Washington DC Insurance Challenge and Theft/Totaled Payouts

Post by Phuket »

I pay $896 a year for my Buddy with Geico.

My coverages are as follows: (All are the minimum according to DC law, and changing my deductible to $500 for comprehensive or collision is about $50 less- not worth it)

2006 GENUINE Buddy 4-stroke 125 CC

Coverage Limit Deductible Premium
BODILY INJURY LIABILITY $25,000/$50,000 N/A $227.00
PROPERTY DAMAGE LIABILITY $15,000 N/A $53.00
UNINSURED MOTORIST BODILY INJURY $25,000/$50,000 N/A $78.00
UNINSURED MOTORIST PROPERTY DAMAGE $5,000 NON-DED $18.00
COMPREHENSIVE N/A $250 DED. $355.00
COLLISION N/A $250 DED. $165.00
Cycle Total: $896.00
Total Premium: $896.00

I am a 24 year old female with a spotless driving/DMV/police record, and I have been a licensed driver for eight years. I am taking the MSF class in two weeks.

Some factors that make it so high: my zip code in DC (I live in Adams Morgan, if you know the area); no previous documented motorcycle ownership; my age (under/over 25 makes a huge difference, I've heard); and it's the first insurance policy under my own name.

I have GEICO, and apparently no other company is allowed to insure scooters in the District of Columbia. Some of you fine people recommended Fernet, and I wrote to get a quote.
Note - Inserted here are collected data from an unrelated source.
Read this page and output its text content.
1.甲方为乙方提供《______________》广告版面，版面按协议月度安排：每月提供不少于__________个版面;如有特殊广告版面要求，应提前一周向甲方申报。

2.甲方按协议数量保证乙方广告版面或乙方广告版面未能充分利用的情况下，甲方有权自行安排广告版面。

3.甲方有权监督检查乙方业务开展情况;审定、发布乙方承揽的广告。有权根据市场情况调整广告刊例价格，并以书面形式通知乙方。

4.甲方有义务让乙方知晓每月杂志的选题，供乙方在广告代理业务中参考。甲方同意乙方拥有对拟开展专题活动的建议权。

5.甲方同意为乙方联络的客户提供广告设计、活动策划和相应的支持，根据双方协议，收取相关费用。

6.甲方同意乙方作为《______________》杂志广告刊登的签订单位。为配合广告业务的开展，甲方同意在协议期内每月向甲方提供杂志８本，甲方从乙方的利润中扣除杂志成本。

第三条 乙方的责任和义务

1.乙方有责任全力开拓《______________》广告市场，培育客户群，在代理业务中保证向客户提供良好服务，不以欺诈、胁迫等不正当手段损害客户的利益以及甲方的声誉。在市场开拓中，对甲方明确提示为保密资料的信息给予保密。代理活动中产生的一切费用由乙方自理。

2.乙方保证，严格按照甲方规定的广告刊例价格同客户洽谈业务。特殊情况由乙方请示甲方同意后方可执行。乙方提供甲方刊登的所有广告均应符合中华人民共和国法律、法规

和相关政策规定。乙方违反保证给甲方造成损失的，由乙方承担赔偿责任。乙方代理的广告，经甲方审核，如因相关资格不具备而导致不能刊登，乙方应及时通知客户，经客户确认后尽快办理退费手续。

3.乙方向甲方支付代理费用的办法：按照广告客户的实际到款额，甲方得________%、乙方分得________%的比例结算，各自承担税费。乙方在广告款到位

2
The fine folks at Fernet wrote back and said that they couldn't insure in DC, told me I was paying about 3X their normal rate, and pasted this from an insurance newsletter:

Hi, To answer your question, Washington DC is a “captive” area…as follows in a newletter :

On March 14, 2007, two cutting-edge captive insurance statutes became law in the District of Columbia. The "Captive Insurance Company Amendment Act of 2006" and the "Special Purpose Financial Captive Authorization Amendment Act of 2006," both enacted by the Council of the District of Columbia last December and signed by outgoing Mayor Anthony Williams, completed the 30 legislative-day period of Congressional review required of all laws enacted by the Council and took effect on that day.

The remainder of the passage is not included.